南皮许南金先生,最有胆。在僧寺读书,与一友共榻。夜半,见北壁燃双炬。谛视,乃一人面出壁中,大如箕,双炬其目光也。友股栗欲死。先生披衣徐起曰:"正欲读书,苦烛尽。君来甚善。"乃携一册背之坐,诵声琅琅。未数页,目光渐隐;拊壁呼之,不出矣。又一夕如厕,一小童持烛随。此面突自地涌出,对之而笑。童掷烛仆地。先生即拾置怪顶,曰:"烛正无台,君来又甚善。"怪仰视不动。先生曰:"君何处不可往,乃在此间?海上有逐臭之夫,君其是乎?不可辜君来意。"即以秽纸拭其口。怪大呕吐,狂吼数声,灭烛而没。自是不复见。先生尝曰:"鬼魅皆真有之,亦时或见之。惟检点生平,无不可对鬼魅者,则此心自不动耳。"

Source: 《阅微草堂笔记·滦阳消夏录六》 — Public domain.

🏛️ Historical Context · 历史背景

Xu Nanjin — A Scholar Without Fear

Very little is known about Xu Nanjin (许南金) of Nanpi (南皮, modern-day Hebei province) outside of this story. He appears in no official Qing dynasty biographies, and Ji Yun gives no further context — unusual, given how specific he usually is about his sources. This may mean Xu was a real figure known in local oral tradition but not prominent enough to appear in the formal record. What Ji Yun preserves here is the reputation: a scholar so consistently unshakable that the ghost community eventually gave up on him.

Luanyang Xiaoxia Lu — Volume VI

This tale comes from the sixth and final section of Luanyang Xiaoxia Lu (滦阳消夏录), the first volume of Notes from the Thatched Study. The work was compiled around 1789 during Ji Yun's summer retreat in Luanyang (modern Chengde, Hebei). By the time he reached Volume VI, Ji Yun had been collecting strange tales for years and had settled into a confident, conversational voice — mixing skepticism and belief with the ease of a man who had stopped caring whether you believed him.

The Ghost as Rude Visitor

Chinese ghost folklore is full of spectral etiquette — ghosts who appear because they were wronged, because they seek vengeance, because they are bound by unfinished business. But the ghost in this story has no obvious grievance. It just shows up twice — once at night, once at the latrine — and grins. Xu's response treats it as exactly what it is: an uninvited guest with poor timing. The humor depends on treating the supernatural as a social breach, not a metaphysical threat. That reframing — from horror to rudeness — is what disarms it.

  1. Winnowing basket (簸箕, bòjī): A large, flat, woven tray used in traditional Chinese agriculture to separate grain from chaff. "Wide as a winnowing basket" is Ji Yun's way of saying the face filled most of the wall — an uncomfortably large ghost.

  2. Lüshi Chunqiu (吕氏春秋, Master Lü's Spring and Autumn Annals): Compiled around 239 BCE, this is one of the earliest comprehensive encyclopedias of Chinese thought, covering philosophy, agriculture, military strategy, and political theory. The reference here is to a parable about "a man who pursued foul smells" (逐臭之夫) — someone so accustomed to bad odor that they actually seek it out. Xu is implying the ghost has terrible taste in locations.

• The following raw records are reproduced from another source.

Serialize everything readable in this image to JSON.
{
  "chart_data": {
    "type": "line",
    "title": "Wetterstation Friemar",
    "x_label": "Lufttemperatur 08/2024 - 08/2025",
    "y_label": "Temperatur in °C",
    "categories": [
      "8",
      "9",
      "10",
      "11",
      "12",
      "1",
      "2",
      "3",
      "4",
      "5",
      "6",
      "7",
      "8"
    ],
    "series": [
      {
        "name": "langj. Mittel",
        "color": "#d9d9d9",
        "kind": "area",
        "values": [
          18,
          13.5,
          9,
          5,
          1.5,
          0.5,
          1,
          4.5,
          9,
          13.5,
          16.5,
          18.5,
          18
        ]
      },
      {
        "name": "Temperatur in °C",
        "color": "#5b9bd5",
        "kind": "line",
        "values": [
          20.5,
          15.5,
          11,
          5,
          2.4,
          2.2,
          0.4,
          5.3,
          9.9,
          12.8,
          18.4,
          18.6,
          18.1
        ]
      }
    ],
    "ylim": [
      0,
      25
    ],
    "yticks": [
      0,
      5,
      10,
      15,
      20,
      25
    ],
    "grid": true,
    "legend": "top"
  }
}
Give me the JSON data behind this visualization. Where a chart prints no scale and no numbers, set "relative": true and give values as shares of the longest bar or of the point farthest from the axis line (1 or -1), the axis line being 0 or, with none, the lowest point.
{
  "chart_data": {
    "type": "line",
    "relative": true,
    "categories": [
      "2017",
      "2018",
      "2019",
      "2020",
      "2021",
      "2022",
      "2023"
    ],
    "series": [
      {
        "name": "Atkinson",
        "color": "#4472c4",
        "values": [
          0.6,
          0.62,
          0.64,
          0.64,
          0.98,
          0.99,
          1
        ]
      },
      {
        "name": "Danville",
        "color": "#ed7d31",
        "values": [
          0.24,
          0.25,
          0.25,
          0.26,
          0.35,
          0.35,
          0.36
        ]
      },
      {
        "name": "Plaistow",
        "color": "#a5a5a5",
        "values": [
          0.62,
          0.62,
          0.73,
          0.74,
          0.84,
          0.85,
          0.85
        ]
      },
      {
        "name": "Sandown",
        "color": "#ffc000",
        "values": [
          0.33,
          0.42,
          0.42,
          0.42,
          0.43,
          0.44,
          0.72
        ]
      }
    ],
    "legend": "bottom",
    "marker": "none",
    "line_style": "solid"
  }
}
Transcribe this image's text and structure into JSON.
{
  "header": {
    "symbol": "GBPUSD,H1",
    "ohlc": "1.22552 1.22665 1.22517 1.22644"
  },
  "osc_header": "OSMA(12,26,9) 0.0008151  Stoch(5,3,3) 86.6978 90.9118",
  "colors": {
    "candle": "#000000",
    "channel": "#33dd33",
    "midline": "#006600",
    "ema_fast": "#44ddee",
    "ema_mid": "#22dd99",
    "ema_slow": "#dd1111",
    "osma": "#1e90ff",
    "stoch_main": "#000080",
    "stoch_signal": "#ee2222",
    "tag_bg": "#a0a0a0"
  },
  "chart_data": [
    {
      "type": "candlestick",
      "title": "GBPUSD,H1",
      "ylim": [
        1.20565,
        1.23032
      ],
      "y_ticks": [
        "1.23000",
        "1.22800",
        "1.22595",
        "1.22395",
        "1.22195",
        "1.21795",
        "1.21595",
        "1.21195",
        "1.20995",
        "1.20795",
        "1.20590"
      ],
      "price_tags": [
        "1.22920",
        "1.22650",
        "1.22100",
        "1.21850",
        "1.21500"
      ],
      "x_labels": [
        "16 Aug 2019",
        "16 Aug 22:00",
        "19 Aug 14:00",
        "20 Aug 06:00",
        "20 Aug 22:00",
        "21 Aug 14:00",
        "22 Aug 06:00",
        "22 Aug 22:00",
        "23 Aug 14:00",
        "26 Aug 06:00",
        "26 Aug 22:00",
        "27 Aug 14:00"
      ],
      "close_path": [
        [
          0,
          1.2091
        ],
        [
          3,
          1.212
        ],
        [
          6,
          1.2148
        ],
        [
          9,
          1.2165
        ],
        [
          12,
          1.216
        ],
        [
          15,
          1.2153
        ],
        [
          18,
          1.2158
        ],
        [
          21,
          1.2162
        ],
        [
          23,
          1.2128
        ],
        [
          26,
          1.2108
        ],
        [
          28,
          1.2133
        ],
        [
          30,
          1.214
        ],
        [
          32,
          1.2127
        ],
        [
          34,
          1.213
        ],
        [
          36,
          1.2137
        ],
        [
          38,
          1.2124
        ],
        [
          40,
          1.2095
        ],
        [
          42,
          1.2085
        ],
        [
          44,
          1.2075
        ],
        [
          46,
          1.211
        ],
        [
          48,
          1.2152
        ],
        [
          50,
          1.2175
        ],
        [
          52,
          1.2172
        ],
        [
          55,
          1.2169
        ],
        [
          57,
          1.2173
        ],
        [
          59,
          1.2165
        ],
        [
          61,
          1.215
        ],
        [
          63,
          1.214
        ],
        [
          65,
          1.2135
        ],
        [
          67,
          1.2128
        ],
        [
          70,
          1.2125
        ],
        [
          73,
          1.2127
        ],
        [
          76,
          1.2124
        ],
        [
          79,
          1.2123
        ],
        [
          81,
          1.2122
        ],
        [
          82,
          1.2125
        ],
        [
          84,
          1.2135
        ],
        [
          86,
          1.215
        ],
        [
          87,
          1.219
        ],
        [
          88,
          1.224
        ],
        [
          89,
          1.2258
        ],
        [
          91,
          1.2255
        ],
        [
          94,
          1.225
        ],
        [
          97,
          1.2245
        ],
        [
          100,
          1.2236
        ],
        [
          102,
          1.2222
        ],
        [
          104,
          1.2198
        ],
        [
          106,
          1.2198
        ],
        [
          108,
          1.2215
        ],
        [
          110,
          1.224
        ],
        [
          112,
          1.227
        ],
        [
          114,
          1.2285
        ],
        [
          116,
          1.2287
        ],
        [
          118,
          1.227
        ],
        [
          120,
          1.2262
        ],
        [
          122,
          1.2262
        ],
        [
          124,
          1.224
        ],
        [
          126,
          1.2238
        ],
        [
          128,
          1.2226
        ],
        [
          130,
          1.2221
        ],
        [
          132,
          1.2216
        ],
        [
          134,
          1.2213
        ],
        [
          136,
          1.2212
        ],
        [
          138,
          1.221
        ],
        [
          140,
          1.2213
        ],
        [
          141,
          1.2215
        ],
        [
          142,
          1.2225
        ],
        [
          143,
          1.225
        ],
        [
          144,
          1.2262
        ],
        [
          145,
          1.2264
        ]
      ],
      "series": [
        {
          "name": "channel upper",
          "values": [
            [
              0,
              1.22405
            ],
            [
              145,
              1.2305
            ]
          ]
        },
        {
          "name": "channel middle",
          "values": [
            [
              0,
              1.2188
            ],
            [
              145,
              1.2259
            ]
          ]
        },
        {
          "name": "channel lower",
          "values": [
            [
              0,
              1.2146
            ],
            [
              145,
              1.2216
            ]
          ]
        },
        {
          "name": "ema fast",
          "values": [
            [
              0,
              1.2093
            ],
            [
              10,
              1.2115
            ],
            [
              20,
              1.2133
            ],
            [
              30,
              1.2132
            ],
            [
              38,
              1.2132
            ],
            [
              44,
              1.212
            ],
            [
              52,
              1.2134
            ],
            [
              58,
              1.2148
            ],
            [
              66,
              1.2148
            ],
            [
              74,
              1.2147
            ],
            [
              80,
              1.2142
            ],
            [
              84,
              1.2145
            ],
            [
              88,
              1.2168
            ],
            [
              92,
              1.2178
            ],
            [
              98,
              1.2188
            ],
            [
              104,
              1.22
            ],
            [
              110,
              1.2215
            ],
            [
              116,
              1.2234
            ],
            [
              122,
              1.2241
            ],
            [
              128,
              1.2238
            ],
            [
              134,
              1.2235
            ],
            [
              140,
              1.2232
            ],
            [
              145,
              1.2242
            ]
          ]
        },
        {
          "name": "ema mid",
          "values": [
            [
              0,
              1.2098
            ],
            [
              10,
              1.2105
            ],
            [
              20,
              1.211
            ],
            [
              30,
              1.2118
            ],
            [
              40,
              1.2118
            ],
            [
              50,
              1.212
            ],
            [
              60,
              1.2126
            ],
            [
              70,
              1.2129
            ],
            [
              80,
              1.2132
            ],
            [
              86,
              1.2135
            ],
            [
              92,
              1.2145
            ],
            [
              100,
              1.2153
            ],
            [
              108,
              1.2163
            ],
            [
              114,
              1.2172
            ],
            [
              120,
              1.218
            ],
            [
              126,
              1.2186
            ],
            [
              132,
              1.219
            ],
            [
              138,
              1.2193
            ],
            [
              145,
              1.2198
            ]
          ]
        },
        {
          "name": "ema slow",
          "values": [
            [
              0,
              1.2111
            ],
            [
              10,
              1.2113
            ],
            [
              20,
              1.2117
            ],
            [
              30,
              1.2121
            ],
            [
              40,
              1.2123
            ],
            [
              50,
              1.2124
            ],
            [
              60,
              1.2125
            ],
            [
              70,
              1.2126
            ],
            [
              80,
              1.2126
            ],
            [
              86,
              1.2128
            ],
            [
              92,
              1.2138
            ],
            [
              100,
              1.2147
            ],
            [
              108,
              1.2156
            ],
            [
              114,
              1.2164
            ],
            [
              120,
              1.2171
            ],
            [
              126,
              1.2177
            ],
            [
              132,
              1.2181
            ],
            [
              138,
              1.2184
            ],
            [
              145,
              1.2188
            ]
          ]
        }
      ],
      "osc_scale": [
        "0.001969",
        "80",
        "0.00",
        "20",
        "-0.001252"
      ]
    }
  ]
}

  3. "Audit your own life" (检点生平): This is the philosophical heart of the story. Jiǎndiǎn (检点) literally means to check, inventory, or examine — like counting stock in a warehouse. Xu's point is that genuine fearlessness comes not from courage in the abstract, but from a clear conscience: if you have nothing to hide, no one — living or dead — has power over you. It's a Confucian idea dressed up as a ghost story.